User login

Domaine Faiveley

Chronicle of a return to the foreground

In a few year time, Erwan Faiveley, at the head of the eponymous family estate, and Jérôme Flous, technical director, have radically changed the style of this great name of Nuits-Saint-Georges. For the greatest pleasure of the aficionados of this Burgundy winery.

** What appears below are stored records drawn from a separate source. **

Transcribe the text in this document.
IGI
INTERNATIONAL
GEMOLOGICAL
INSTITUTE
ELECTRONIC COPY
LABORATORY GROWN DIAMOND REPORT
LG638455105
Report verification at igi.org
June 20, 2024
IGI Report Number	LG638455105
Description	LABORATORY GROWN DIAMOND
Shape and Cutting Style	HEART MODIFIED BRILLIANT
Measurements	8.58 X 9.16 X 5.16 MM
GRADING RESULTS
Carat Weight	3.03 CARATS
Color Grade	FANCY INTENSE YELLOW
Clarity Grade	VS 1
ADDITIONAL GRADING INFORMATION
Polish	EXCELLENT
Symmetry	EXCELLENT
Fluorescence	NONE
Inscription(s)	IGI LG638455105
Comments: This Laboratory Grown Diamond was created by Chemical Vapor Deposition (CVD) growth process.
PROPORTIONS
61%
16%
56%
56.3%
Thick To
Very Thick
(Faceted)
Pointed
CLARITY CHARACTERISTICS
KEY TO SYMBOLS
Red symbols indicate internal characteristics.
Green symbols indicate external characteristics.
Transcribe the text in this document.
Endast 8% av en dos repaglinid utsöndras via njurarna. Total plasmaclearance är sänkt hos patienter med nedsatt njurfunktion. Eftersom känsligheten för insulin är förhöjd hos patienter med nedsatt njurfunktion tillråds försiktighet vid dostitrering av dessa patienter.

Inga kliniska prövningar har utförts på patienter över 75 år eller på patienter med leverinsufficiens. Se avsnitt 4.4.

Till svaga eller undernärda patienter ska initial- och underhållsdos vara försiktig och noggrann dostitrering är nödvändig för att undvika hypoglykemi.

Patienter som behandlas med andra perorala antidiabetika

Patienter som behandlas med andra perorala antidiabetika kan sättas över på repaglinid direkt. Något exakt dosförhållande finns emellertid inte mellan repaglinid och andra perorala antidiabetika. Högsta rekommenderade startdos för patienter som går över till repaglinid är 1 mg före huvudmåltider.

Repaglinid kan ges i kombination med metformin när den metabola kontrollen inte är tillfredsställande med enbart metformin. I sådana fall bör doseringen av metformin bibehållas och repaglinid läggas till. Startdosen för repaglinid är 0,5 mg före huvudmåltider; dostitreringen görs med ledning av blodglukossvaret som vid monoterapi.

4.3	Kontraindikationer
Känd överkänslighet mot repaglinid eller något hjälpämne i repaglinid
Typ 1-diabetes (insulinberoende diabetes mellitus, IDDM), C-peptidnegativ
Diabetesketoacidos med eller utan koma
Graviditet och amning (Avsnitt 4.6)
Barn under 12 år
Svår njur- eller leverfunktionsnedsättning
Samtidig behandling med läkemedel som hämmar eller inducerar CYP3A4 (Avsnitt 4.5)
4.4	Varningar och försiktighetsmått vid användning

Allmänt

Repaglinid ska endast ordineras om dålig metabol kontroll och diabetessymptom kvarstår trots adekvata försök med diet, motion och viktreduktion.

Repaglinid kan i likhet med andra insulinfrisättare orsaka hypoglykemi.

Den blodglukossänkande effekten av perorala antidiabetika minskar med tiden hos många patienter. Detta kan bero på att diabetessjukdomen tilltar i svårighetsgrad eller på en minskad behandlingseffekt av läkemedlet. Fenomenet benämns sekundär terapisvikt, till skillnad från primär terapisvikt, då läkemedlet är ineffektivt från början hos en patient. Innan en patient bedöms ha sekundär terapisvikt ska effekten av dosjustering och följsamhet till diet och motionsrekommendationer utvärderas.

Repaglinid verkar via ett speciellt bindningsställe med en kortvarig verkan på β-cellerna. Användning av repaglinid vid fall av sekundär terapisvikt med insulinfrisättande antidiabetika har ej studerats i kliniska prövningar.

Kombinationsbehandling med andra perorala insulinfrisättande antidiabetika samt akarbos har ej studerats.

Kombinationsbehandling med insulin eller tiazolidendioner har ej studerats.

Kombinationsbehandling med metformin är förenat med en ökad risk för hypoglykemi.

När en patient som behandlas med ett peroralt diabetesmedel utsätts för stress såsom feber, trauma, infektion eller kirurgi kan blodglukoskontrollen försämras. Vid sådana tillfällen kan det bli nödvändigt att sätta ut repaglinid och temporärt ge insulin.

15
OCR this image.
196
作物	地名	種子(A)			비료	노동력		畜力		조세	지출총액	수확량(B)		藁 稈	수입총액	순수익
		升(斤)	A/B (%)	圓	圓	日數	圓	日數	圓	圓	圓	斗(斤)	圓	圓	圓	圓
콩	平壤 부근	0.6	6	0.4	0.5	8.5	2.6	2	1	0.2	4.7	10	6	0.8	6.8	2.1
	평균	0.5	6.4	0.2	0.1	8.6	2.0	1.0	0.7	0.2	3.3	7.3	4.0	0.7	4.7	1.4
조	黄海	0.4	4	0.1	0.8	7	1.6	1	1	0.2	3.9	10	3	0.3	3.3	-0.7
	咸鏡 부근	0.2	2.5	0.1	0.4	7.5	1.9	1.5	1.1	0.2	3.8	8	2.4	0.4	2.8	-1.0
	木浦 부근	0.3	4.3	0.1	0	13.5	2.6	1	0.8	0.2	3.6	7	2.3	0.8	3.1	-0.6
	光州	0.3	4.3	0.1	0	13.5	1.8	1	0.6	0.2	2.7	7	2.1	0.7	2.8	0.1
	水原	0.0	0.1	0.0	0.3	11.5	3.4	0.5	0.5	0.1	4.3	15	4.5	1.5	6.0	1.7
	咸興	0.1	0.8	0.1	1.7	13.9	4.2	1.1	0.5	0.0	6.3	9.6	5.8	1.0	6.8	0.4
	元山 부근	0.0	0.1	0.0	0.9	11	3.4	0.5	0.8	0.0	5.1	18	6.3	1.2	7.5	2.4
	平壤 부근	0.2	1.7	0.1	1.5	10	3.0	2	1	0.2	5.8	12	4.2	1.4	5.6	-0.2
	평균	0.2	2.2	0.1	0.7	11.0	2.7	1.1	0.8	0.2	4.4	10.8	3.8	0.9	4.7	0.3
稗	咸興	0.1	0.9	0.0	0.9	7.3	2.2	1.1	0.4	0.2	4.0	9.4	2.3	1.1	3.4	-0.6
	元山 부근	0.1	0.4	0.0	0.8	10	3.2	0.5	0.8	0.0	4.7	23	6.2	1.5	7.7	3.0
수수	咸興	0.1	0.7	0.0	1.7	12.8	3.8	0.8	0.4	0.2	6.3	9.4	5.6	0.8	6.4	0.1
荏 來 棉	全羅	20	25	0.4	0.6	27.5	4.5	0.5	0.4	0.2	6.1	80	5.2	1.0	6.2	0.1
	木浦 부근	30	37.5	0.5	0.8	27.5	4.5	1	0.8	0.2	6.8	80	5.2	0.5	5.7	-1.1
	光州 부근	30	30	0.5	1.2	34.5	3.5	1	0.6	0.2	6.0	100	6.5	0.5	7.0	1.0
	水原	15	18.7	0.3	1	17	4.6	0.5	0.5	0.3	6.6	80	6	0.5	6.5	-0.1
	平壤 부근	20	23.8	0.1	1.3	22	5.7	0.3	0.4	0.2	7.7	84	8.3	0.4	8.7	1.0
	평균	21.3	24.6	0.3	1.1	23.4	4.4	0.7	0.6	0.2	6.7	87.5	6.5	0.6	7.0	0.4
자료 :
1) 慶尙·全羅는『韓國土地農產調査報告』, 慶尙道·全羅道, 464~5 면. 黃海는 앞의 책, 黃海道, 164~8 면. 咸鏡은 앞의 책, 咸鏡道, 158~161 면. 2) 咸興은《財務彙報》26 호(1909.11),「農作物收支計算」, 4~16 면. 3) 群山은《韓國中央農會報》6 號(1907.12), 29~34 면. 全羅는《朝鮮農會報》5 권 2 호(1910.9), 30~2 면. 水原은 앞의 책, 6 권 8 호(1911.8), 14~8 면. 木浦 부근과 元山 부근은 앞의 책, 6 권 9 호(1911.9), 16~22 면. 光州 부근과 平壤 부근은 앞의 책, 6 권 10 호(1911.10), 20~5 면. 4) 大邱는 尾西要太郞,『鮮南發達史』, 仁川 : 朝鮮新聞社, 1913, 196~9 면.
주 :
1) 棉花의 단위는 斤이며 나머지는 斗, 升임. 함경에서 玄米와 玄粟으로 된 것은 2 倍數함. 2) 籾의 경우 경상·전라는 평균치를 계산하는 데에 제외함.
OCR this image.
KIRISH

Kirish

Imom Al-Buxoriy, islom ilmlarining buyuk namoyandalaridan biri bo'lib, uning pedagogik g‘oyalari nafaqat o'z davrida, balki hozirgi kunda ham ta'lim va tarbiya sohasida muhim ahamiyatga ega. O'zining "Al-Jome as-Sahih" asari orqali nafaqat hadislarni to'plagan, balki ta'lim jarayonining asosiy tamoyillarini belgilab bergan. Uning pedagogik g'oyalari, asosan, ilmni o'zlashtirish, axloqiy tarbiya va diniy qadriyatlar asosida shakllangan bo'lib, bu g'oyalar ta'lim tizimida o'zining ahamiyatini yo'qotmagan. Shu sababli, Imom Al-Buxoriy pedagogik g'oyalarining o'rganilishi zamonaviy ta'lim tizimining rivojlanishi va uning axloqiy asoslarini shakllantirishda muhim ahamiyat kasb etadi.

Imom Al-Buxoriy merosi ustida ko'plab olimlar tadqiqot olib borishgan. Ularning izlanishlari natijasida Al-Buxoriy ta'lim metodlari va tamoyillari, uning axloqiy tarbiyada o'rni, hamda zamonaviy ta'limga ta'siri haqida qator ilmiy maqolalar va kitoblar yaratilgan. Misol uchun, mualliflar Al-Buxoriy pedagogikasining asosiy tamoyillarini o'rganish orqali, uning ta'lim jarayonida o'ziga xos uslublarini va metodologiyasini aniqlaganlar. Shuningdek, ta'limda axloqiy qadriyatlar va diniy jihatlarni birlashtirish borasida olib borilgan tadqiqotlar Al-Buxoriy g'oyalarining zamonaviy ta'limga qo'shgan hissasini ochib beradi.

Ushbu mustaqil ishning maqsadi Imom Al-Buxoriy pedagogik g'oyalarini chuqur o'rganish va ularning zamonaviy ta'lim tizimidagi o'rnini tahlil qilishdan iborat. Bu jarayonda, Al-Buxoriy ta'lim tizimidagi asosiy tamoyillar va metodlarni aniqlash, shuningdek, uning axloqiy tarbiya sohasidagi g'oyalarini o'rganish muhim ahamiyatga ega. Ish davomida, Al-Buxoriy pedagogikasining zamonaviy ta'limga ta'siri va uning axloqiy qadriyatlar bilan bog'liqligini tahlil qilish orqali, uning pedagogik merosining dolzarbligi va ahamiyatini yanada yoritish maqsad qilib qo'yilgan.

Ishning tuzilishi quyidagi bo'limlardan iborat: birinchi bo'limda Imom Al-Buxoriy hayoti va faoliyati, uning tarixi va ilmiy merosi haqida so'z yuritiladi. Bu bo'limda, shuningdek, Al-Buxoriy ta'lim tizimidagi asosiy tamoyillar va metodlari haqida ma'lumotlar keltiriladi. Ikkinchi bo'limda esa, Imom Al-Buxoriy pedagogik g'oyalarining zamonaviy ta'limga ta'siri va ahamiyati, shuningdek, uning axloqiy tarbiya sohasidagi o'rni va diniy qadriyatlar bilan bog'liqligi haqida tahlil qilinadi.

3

In 2005, François Faiveley decided to hand over to his son Erwan. The latter was still a young man, 25, but his footprint on the life of the estate was soon to be felt. Especially since he surrounded himself quickly with a fine technician with both viticultural and enological skills: Jérôme Flous (arrived in 2007). The result: wines that have rarely been so radiant and precise. Until then the estate of Nuits-Saint-Georges used to suffer from its reputation of producing red wines austere in their early years. A style that deserved an aggiornamento. It's done. Since Eve, Erwan's sister, has also joined the family business (2014).

As all good Burgundian, they conducted parallel work in the vineyards and in the cellar. Tillage has been generalized and tasks reorganized so that the vine growers are in charge of a specific plot they follow throughout the year. Barrel aging has also been extensively reviewed with new suppliers. The woods used undergo long periods of drying in order to avoid any vegetable character to the wines.

Eve et Erwan Faiveley

It is in fact all the working tool that has been redesigned: the estate inaugurated, last year, a new winery on its historic site of Nuits-Saint-Georges. An 11-meter-high building in an Eiffel-style metal frame, with a high ogive glazed door. A beautiful architectural achievement, overlooking the vineyards of the appellation, but also an equipment any winegrower would dream of. It allows to work at maximum by gravity and to avoid the pumping of the wines.

Two years earlier, Faiveley also built a new winery on its historic site of Mercurey to vinify and age the 72 hectares farmed in Côte Chalonnaise (the family has been established there since 1933).

Tools to pamper the 120 hectares of the estate, from the north of the Côte de Nuits to the Côte Chalonnaise, including 12 hectares of Grands Crus and 27 of Premiers Crus. One of the most important estates in Burgundy, which has grown in the last ten years in beautiful terroirs with the takeover in 2013 of the Dupont-Tisserandot estate in Gevrey-Chambertin and the Monnot estate in Puligny-Montrachet (2008).

In 2014, Faiveley even penetrated Chablis by taking over the domain Billaud-Simon. Not less than 20 hectares of vineyards with four Grands Crus (Les Clos, Les Preuses, Vaudésir and Blanchots), four Premiers Crus (Montée de Tonnerre, Mont de Milieu, Fourchaume and Vaillons). In short, the estate intends, more than ever, to play its role of locomotive of these different vineyards.

Laurent Gotti / Crédits photos : Serge Chapuis


Paolo Basso’s reviews

Domaine Faiveley, Corton Charlemagne Grand Cru 2015
Very nice distinguished nose, fine with a nice balance between woodiness and fruitiness. On the palate, rich and voluminous wine with an exceptional minerality. Unctuous, rich and persistent. Ageing: to drink – 2025.

Domaine Faiveley, Corton Charlemagne Grand Cru 2017
In the nose, very nice classy woody notes, spices, white pepper, fresh lemon and white flowers. A very intriguing touch of oregan. On the palate, very mineral and tasty, rich with distinction, deep, very mineral. Persistent and expressive.